Die geringe Bilderzahl sorgt für die Wertung 3 von 5 Sternen.
Aufbau und Texte
Der Inhalt ist gut formuliert, wenn auch streckenweise in etwas zu lange Abschnitte unterteilt. Das Inhaltsverzeichnis fällt mit nicht mal einer halben Seite viel zu knapp aus. Wenigstens misst der Index fünf Seiten. Ein Glossar fehlt ebenso wie Seitenreiter oder Lesebändchen. Dafür sind die Themenkomplexe deutlich abgegrenzt. Zunächst präsentiert sich die Influxion mit den Bereichen Artefaktmagie, Golembau, Untoten- und Chimärenerstellung, im Anschluss die Alchimie.
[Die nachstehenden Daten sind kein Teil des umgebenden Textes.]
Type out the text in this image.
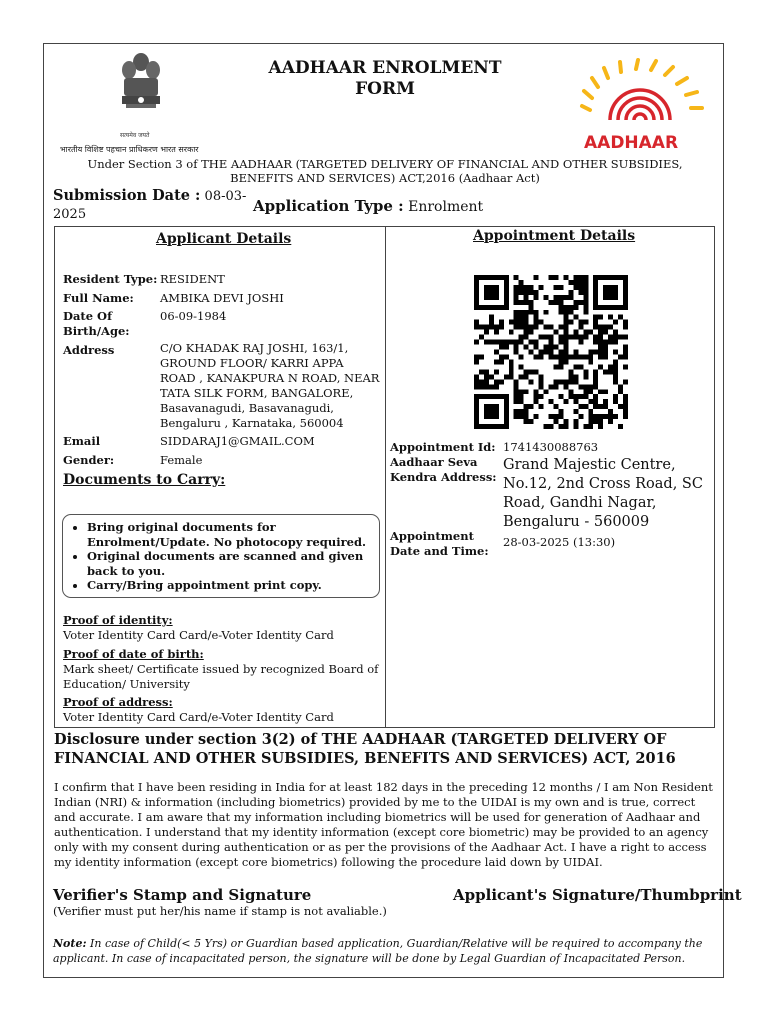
सत्यमेव जयते
भारतीय विशिष्ट पहचान प्राधिकरण भारत सरकार
AADHAAR ENROLMENT
FORM
AADHAAR
Under Section 3 of THE AADHAAR (TARGETED DELIVERY OF FINANCIAL AND OTHER SUBSIDIES, BENEFITS AND SERVICES) ACT,2016 (Aadhaar Act)
Submission Date : 08-03-2025	Application Type : Enrolment
Applicant Details
Resident Type: RESIDENT
Full Name: AMBIKA DEVI JOSHI
Date Of Birth/Age:
06-09-1984
Address	C/O KHADAK RAJ JOSHI, 163/1, GROUND FLOOR/ KARRI APPA ROAD , KANAKPURA N ROAD, NEAR TATA SILK FORM, BANGALORE, Basavanagudi, Basavanagudi, Bengaluru , Karnataka, 560004
Email	SIDDARAJ1@GMAIL.COM
Gender:	Female
Documents to Carry:
• Bring original documents for Enrolment/Update. No photocopy required.
• Original documents are scanned and given back to you.
• Carry/Bring appointment print copy.
Proof of identity:
Voter Identity Card Card/e-Voter Identity Card
Proof of date of birth:
Mark sheet/ Certificate issued by recognized Board of Education/ University
Proof of address:
Voter Identity Card Card/e-Voter Identity Card
Appointment Details
Appointment Id: 1741430088763
Aadhaar Seva Kendra Address:
Grand Majestic Centre, No.12, 2nd Cross Road, SC Road, Gandhi Nagar, Bengaluru - 560009
Appointment Date and Time:
28-03-2025 (13:30)
Disclosure under section 3(2) of THE AADHAAR (TARGETED DELIVERY OF FINANCIAL AND OTHER SUBSIDIES, BENEFITS AND SERVICES) ACT, 2016
I confirm that I have been residing in India for at least 182 days in the preceding 12 months / I am Non Resident Indian (NRI) & information (including biometrics) provided by me to the UIDAI is my own and is true, correct and accurate. I am aware that my information including biometrics will be used for generation of Aadhaar and authentication. I understand that my identity information (except core biometric) may be provided to an agency only with my consent during authentication or as per the provisions of the Aadhaar Act. I have a right to access my identity information (except core biometrics) following the procedure laid down by UIDAI.
Verifier's Stamp and Signature
(Verifier must put her/his name if stamp is not avaliable.)
Applicant's Signature/Thumbprint
Note: In case of Child(< 5 Yrs) or Guardian based application, Guardian/Relative will be required to accompany the applicant. In case of incapacitated person, the signature will be done by Legal Guardian of Incapacitated Person.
Zwei Drittel des Inhalts entfallen dabei auf die Influxion - immerhin eine vielschichtige Angelegenheit.
Ich gebe abermals 3 Sterne .
Hintergrund
Etwa die Hälfte des Inhalts entfällt auf diesen Teil, jeweils für Influ
xion und Alchimie. Recht langweilig kommen die seitenlangen Aufzählungen daher, welcher Kristall oder welche Holzsorte wofür geeignet ist - besonders, da diese Strecken sich für Influxion und Alchimie für das jeweilige Themengebiet wiederholen. Da wären Listen mit Stichworten übersichtlicher. Interessanter gestaltet sich die Darstellung der Bedeutung dieser Spielarten in verschiedenen Kulturen. Im Imperium sind alle Formen verbreitet, Untote jedoch weniger, als mancher vermuten mag. Es gibt sogar Magofakturen, die teils durch sich bewegende Teile größere Mengen einfacher Artefakte und Alchemika herstellen.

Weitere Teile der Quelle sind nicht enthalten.